HYBRID EVENT: You can participate in person at Barcelona, Spain from your home or work.

10th Edition of World Congress on Infectious Diseases

June 25-27, 2026 | Barcelona, Spain

June 25 -27, 2026 | Barcelona, Spain
Infection 2026

Clustered deaths attributed to severe malaria and poor health-seeking behaviors in mid-western Uganda, June–September 2025

Speaker at Infectious Diseases Conferences - Mutegeki Michael
Ministry of Health, Uganda
Title : Clustered deaths attributed to severe malaria and poor health-seeking behaviors in mid-western Uganda, June–September 2025

Abstract:

Background: In August 2025, clusters of deaths were reported in Mubende, Kakumiro, and Kyankwanzi districts, mid-western Uganda. Cases presented with fever, severe headache, and body weakness followed by rapid progression to death. We investigated to determine the cause, magnitude, contributing factors, and recommend public health measures.

Methods: A suspected case was defined as acute onset of ≥2 symptoms (fever, headache, dizziness, abdominal pain, vomiting, or weakness) in a resident of selected parishes in the 3 districts from June–September 2025. Cases were identified through records review and house-to-house searches in the affected parishes. We collected information on demographics, symptoms, exposures, and health-seeking behaviors. Samples (blood, urine, stool) were collected and tested for infectious and toxicological causes. We analysed malaria surveillance data to assess trends and patterns of malaria.

Results: We identified 57 cases from 46 households with the first case on 16 June 2025. Thirteen (23%) died, with 8 (62%) dying within 24 hours of symptom onset. Most were primary school pupils (60%) aged 6–18 years (65%). One-third of households had multiple cases, and 57% lacked mosquito nets. Forty (70%) first sought care at drug shops/clinics, and 12 (21%) self-medicated. Plasmodium falciparum was detected in 14/22 (64%) samples while all tested negative for viral hemorrhagic fevers and toxicological agents. Crucially, malaria surveillance data showed case counts consistently exceeded the epidemic threshold from week 1–27 of 2025. Compared to the same period in 2024, the current year recorded a persistent monthly increase in malaria cases and test positivity rate confirming an upsurge.

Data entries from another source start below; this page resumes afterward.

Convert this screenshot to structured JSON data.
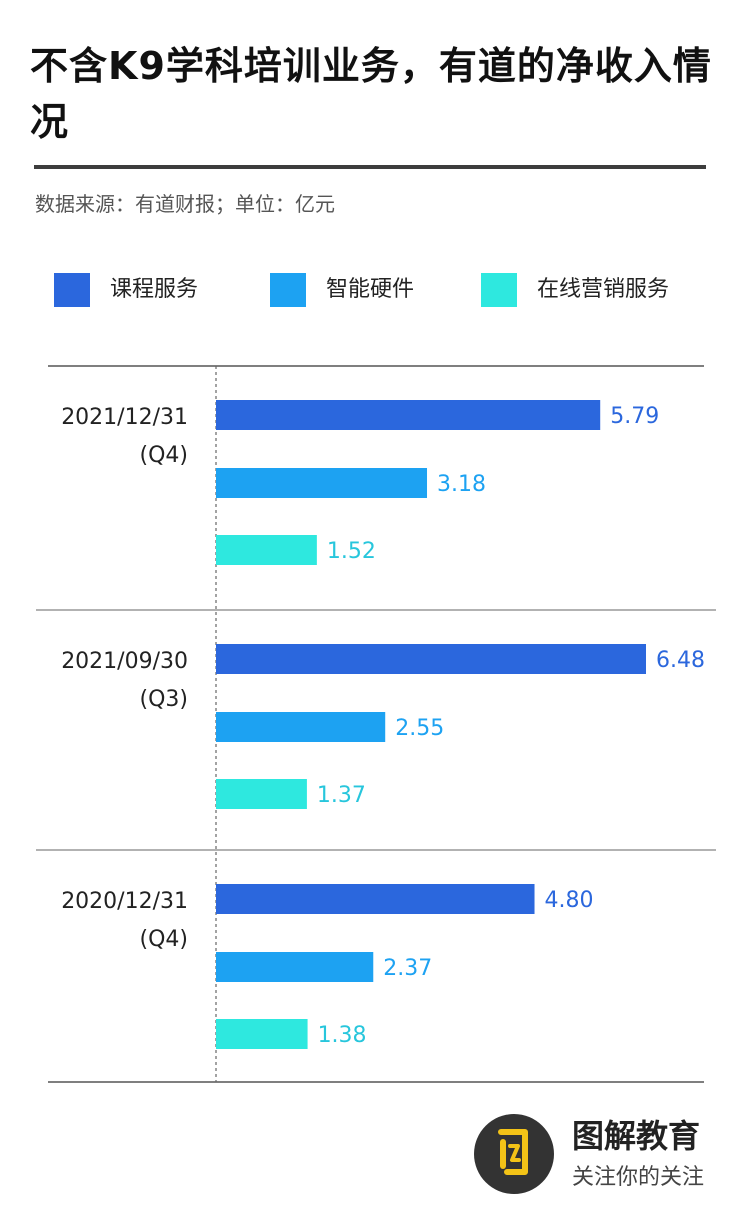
{
  "header": {
    "title": "不含K9学科培训业务，有道的净收入情况",
    "source": "数据来源：有道财报；单位：亿元"
  },
  "legend": [
    {
      "label": "课程服务",
      "color": "#2b67dd"
    },
    {
      "label": "智能硬件",
      "color": "#1da2f2"
    },
    {
      "label": "在线营销服务",
      "color": "#2ee8df"
    }
  ],
  "chart_data": {
    "type": "bar",
    "orientation": "horizontal",
    "title": "不含K9学科培训业务，有道的净收入情况",
    "unit": "亿元",
    "categories": [
      {
        "date": "2021/12/31",
        "quarter": "(Q4)"
      },
      {
        "date": "2021/09/30",
        "quarter": "(Q3)"
      },
      {
        "date": "2020/12/31",
        "quarter": "(Q4)"
      }
    ],
    "series": [
      {
        "name": "课程服务",
        "color": "#2b67dd",
        "label_color": "#2b67dd",
        "values": [
          5.79,
          6.48,
          4.8
        ],
        "labels": [
          "5.79",
          "6.48",
          "4.80"
        ]
      },
      {
        "name": "智能硬件",
        "color": "#1da2f2",
        "label_color": "#1da2f2",
        "values": [
          3.18,
          2.55,
          2.37
        ],
        "labels": [
          "3.18",
          "2.55",
          "2.37"
        ]
      },
      {
        "name": "在线营销服务",
        "color": "#2ee8df",
        "label_color": "#27c6dc",
        "values": [
          1.52,
          1.37,
          1.38
        ],
        "labels": [
          "1.52",
          "1.37",
          "1.38"
        ]
      }
    ],
    "xlim": [
      0,
      6.48
    ]
  },
  "logo": {
    "name": "图解教育",
    "slogan": "关注你的关注",
    "circle_color": "#333333",
    "mark_color": "#f3c317"
  }
}
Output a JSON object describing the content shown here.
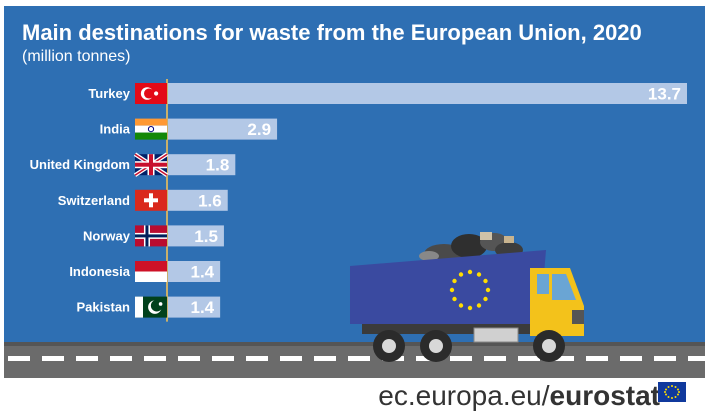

Conclusion: We concluded that the clustered deaths were caused by severe malaria, exacerbated by poor health-seeking behaviors and inadequate mosquito net use. Targeted community outreaches with risk communication on mosquito net use and health seeking behaviors are critical to reducing transmission and improving early case detection.

Keywords: Malaria, Clustered deaths, Outbreak investigation, Uganda.

Biography:

Dr. Michael Mutegeki is a Medical Doctor and Infection Prevention and Control (IPC) Officer at the Ministry of Health, Uganda, where he coordinates IPC activities across all levels of the health system. He holds a Master of Public Health from Uganda Martyrs University and a Certificate in IPC with the Infection Control Africa Network (ICAN). He is currently a Field Epidemiology Fellow with the Uganda Public Health Fellowship Program.

With over eight years of experience in clinical practice and health systems strengthening, He has served at both facility and national levels. He has been actively involved in Uganda’s Ebola and COVID-19 responses, contributing both as a frontline clinician and as a national coordinator under the Case Management Pillar. His professional interests lie in infection prevention, health leadership, and strengthening emergency preparedness and response capacities across the health sector.